2. I add a REJECT rule on the second IP address. such that all traffic using the second IP address is dropped
3. I configure LNet to use that interface.
4. All LNet traffic binds against the second address and all traffic is dropped
TEST TWO
1. I configure routing and rules such that anything using the first IP address on the interfaces egress the desired NIC
2. Run an lnet self test and monitor traffic via "netstat -i"

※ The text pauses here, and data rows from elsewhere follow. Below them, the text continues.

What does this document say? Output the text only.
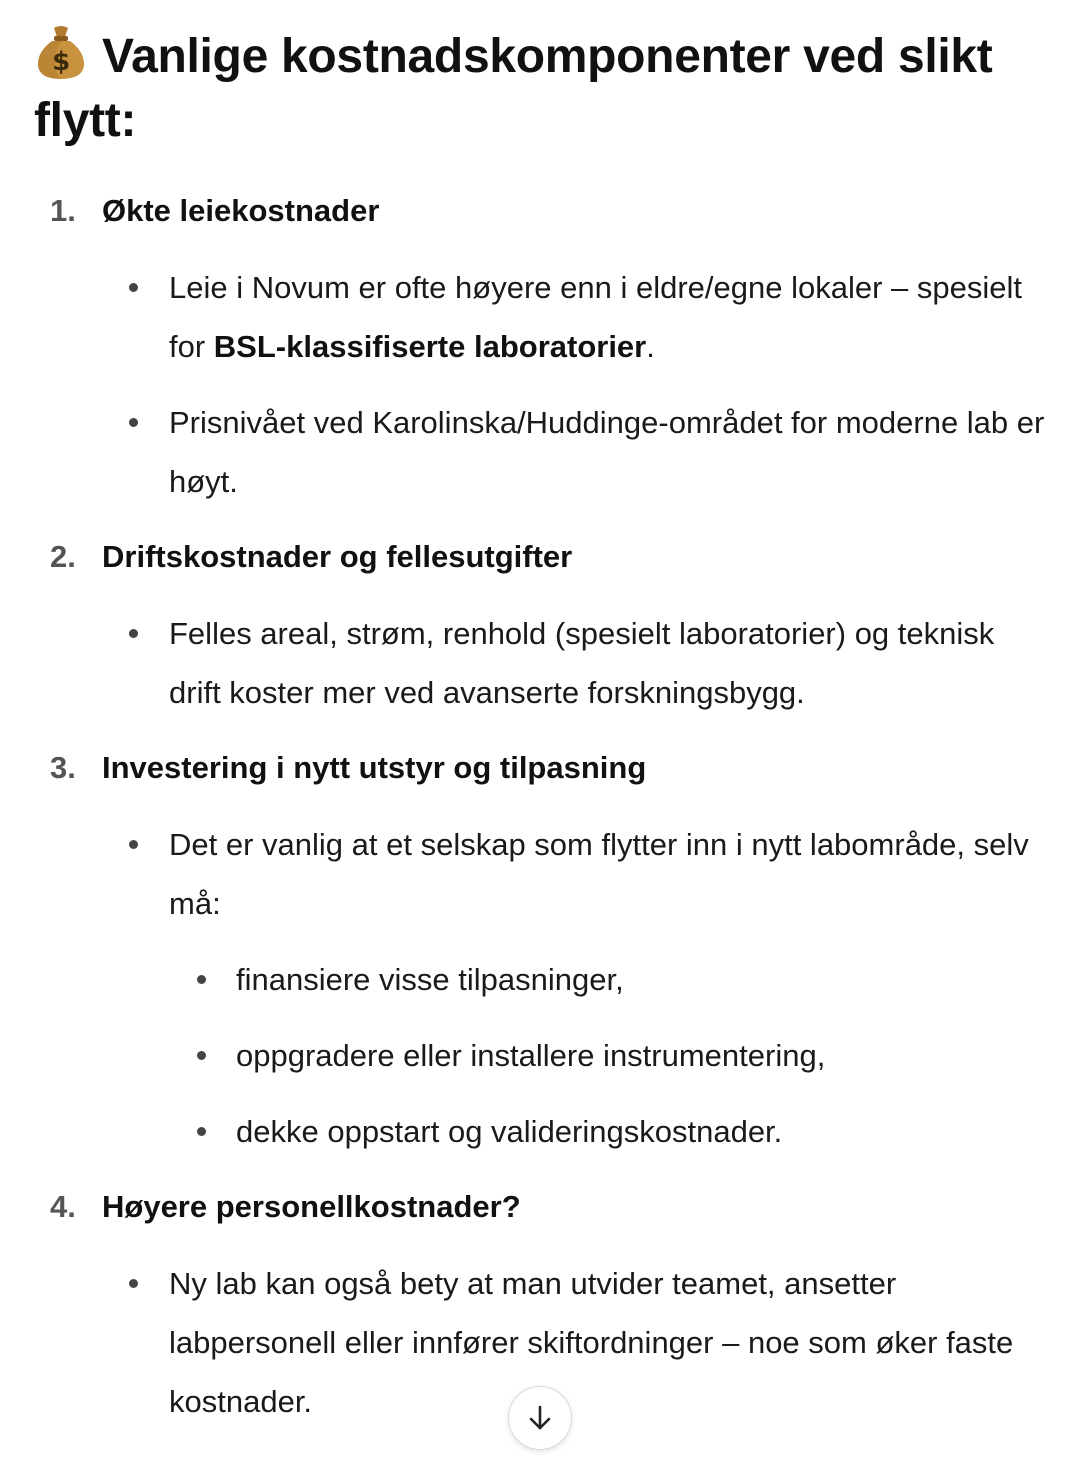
$ Vanlige kostnadskomponenter ved slikt flytt:
1. Økte leiekostnader
Leie i Novum er ofte høyere enn i eldre/egne lokaler – spesielt for BSL-klassifiserte laboratorier.
Prisnivået ved Karolinska/Huddinge-området for moderne lab er høyt.
2. Driftskostnader og fellesutgifter
Felles areal, strøm, renhold (spesielt laboratorier) og teknisk drift koster mer ved avanserte forskningsbygg.
3. Investering i nytt utstyr og tilpasning
Det er vanlig at et selskap som flytter inn i nytt labområde, selv må:
finansiere visse tilpasninger,
oppgradere eller installere instrumentering,
dekke oppstart og valideringskostnader.
4. Høyere personellkostnader?
Ny lab kan også bety at man utvider teamet, ansetter labpersonell eller innfører skiftordninger – noe som øker faste kostnader.
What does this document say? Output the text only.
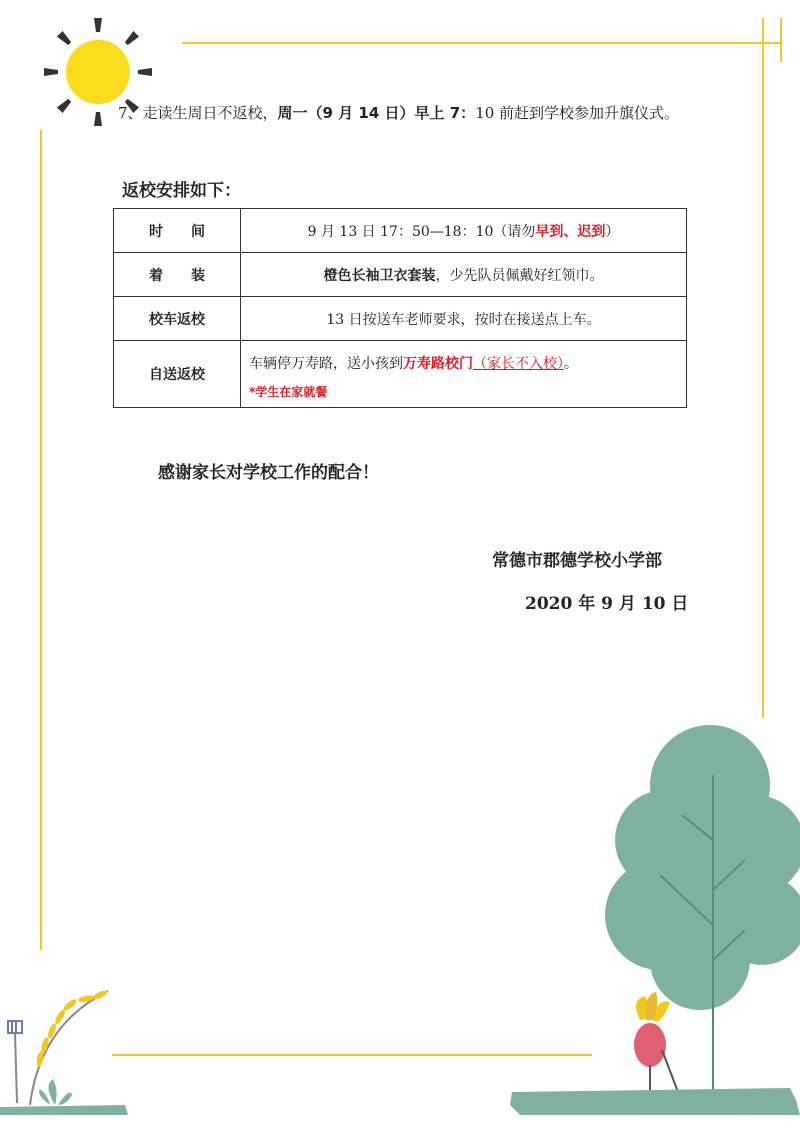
7、走读生周日不返校，周一（9 月 14 日）早上 7：10 前赶到学校参加升旗仪式。
返校安排如下：
时　　间	9 月 13 日 17：50—18：10（请勿早到、迟到）
着　　装	橙色长袖卫衣套装，少先队员佩戴好红领巾。
校车返校	13 日按送车老师要求，按时在接送点上车。
自送返校	车辆停万寿路，送小孩到万寿路校门（家长不入校）。
*学生在家就餐
感谢家长对学校工作的配合！
常德市郡德学校小学部
2020 年 9 月 10 日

3. Since the socket is being bound to the second IP on the interfaces the rules are not being hit and traffic is not distributed as expected
From the below stats, only eth0 is being using for TXs
Kernel Interface table Iface MTU RX-OK RX-ERR RX-DRP RX-OVR TX-OK TX-ERR TX-DRP TX-OVR Flg eth0 1500 115139 0 1840 0 1025644 0 0 0 BMRU eth1 1500 115627 0 3597 0 24 0 0 0 BMRU eth2 1500 179972 0 132 0 23 0 0 0 BMRU lo 65536 372 0 0 0 372 0 0 0 LRU
LNet is a virtual networking layer on top of the physical network. The admin should have control over not only the interface LNet uses, but also the IP address. I admit, that currently our user space tools only bind to the interface (although ip2nets allows specifying IP ranges). However, I see situations, especially as ethernet becomes more widely used on sites, that admins might want the control to configure multiple IP addresses, route packets using each IP address differently and have Lustre go over one of the specific routes, while dealing with applications using the second IP address differently.